Под низкими сводами подвальчика слоистой завесой плавал табачный дым. Застарелый запах свирепого кнастера, которым набивали свои чубуки здешние завсегдатаи, въелся в поры оштукатуренного ноздреватого камня, пропитал занавески и всегда влажные, плохо отстиранные салфетки. Он перешибал даже бродильный дух, исходивший от бочек. Лишь когда кельнер в кожаном фартуке вбивал кран и к потолку рвалась неистовая струя пены, минутной свежестью ощущалось горьковатое дыхание хмеля. Несмотря на духоту, собравшиеся были в добротных венгерских одеждах, обильно расшитых сутажом. Кое-кто, по старинному обычаю, не постеснялся даже приметать лоскуток собачьего меха, указывающий на дворянство, благо в стране чуть ли не каждый двадцатый мог похвалиться высокородной родословной. Зачастую дворянские грамоты были у ремесленников, кабатчиков, цирюльников и мелких торговцев. Чего-чего, а голубой крови Венгрии было не занимать.

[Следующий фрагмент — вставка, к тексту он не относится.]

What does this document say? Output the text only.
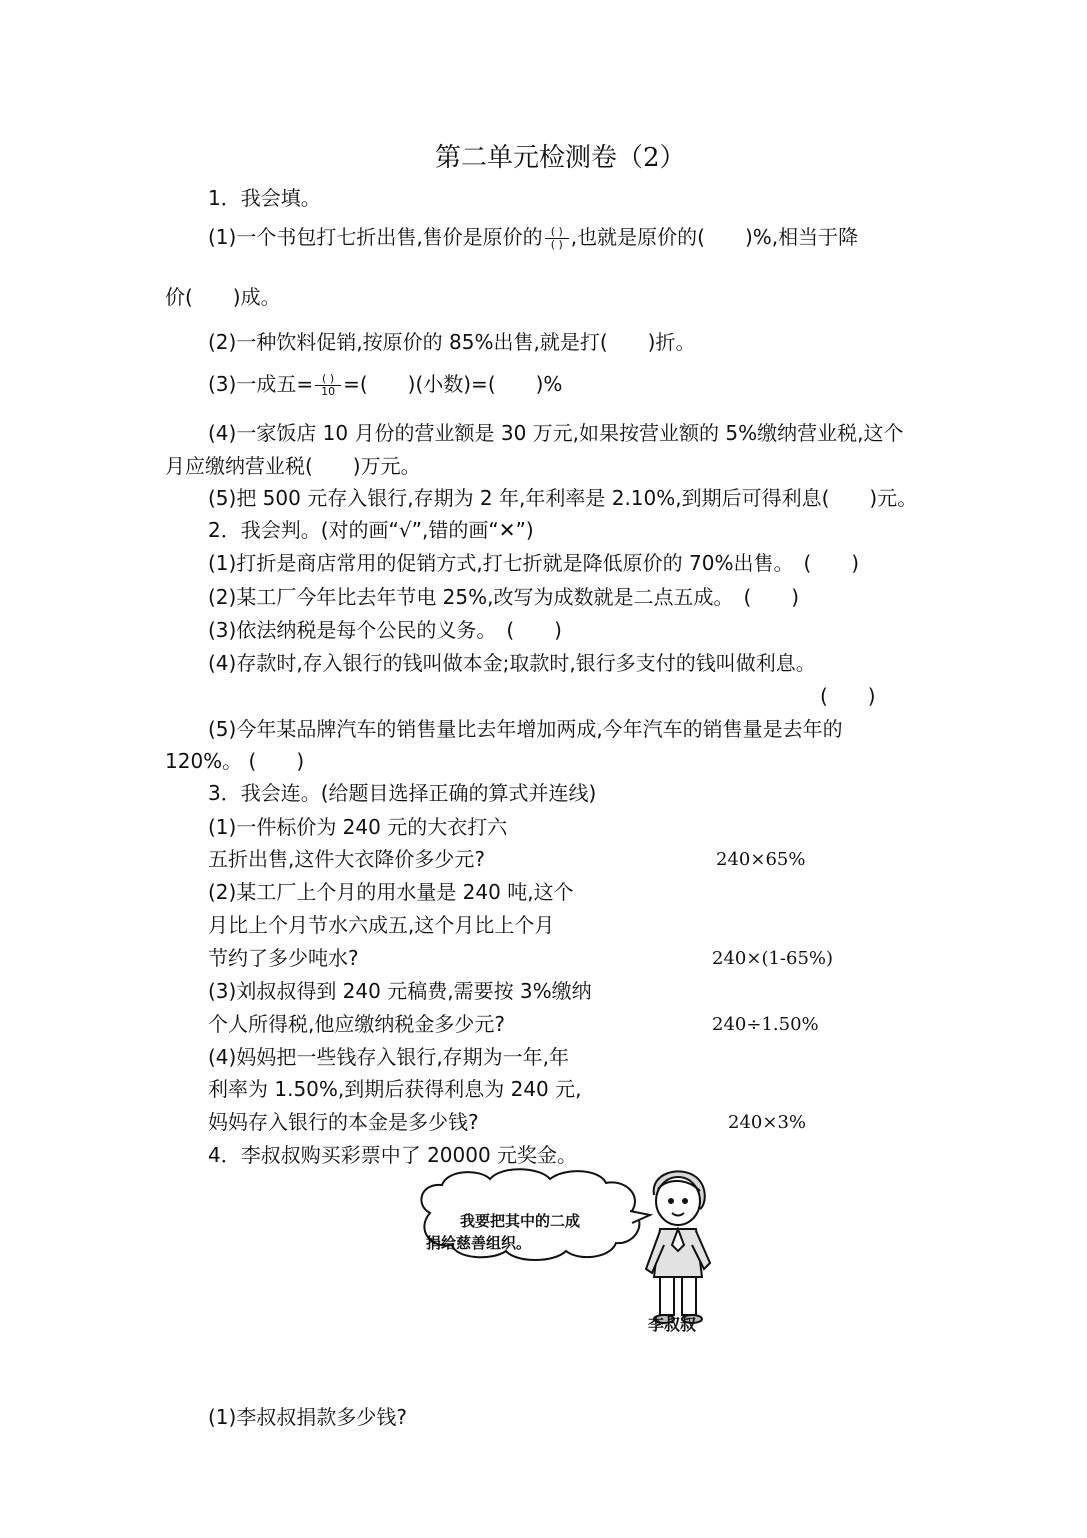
第二单元检测卷（2）
1．我会填。
(1)一个书包打七折出售,售价是原价的 $\frac{( )}{( )}$ ,也就是原价的(　　)%,相当于降
价(　　)成。
(2)一种饮料促销,按原价的 85%出售,就是打(　　)折。
(3)一成五= $\frac{( )}{10}$ =(　　)(小数)=(　　)%
(4)一家饭店 10 月份的营业额是 30 万元,如果按营业额的 5%缴纳营业税,这个
月应缴纳营业税(　　)万元。
(5)把 500 元存入银行,存期为 2 年,年利率是 2.10%,到期后可得利息(　　)元。
2．我会判。(对的画“√”,错的画“✕”)
(1)打折是商店常用的促销方式,打七折就是降低原价的 70%出售。　(　　)
(2)某工厂今年比去年节电 25%,改写为成数就是二点五成。　(　　)
(3)依法纳税是每个公民的义务。　(　　)
(4)存款时,存入银行的钱叫做本金;取款时,银行多支付的钱叫做利息。
(　　)
(5)今年某品牌汽车的销售量比去年增加两成,今年汽车的销售量是去年的
120%。 (　　)
3．我会连。(给题目选择正确的算式并连线)
(1)一件标价为 240 元的大衣打六
五折出售,这件大衣降价多少元?
(2)某工厂上个月的用水量是 240 吨,这个
月比上个月节水六成五,这个月比上个月
节约了多少吨水?
(3)刘叔叔得到 240 元稿费,需要按 3%缴纳
个人所得税,他应缴纳税金多少元?
(4)妈妈把一些钱存入银行,存期为一年,年
利率为 1.50%,到期后获得利息为 240 元,
妈妈存入银行的本金是多少钱?
240×65%
240×(1-65%)
240÷1.50%
240×3%
4．李叔叔购买彩票中了 20000 元奖金。
我要把其中的二成
捐给慈善组织。
李叔叔
(1)李叔叔捐款多少钱?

После того как унесли миски из-под свиных ножек и блюдо с поджаренным хлебом, обильно намазанным гусиным жиром и посыпанным крупно нарубленным луком, Вёрёшмарти очистил место для рукописи. Смахнув на пол картонные подставки, велел убрать опустевшие глиняные кружки с оловянными крышечками и локтем отер сбежавшую через край пену.
Для чтения он выбрал всего два стихотворения: про степь и хортобадьскую шинкарку. Однако и их с трудом выслушали осоловевшие националисты. Рюмочка абрикосовой палинки и несколько кружек доброго пива не располагают к молчанию. Языки развязались, тянуло побалагурить, похвастать, а то и затеять жаркий, но бесплодный, так как ни одна сторона не желала уступать, спор. Но сытый желудок и разливающаяся по жилам теплота настраивают также и на лад благодушный, чего и ожидал опытный в такого рода вещах Вёрёшмарти.
— «Степная даль в пшенице золотой…» Как видите, господа, — деловито подытожил он короткую декламацию, — перед вами самобытный венгерский поэт. Национальный поэт! — счел необходимым подчеркнуть. — Воспевший чудесные наши степи меж Дунаем и Тисой. Святая обязанность помочь Шандору Петефи издать первую стихотворную книгу. Предлагаю организовать сбор в его пользу, — и, усиливая натиск, процедил настоятельно: — Сейчас, немедленно, здесь.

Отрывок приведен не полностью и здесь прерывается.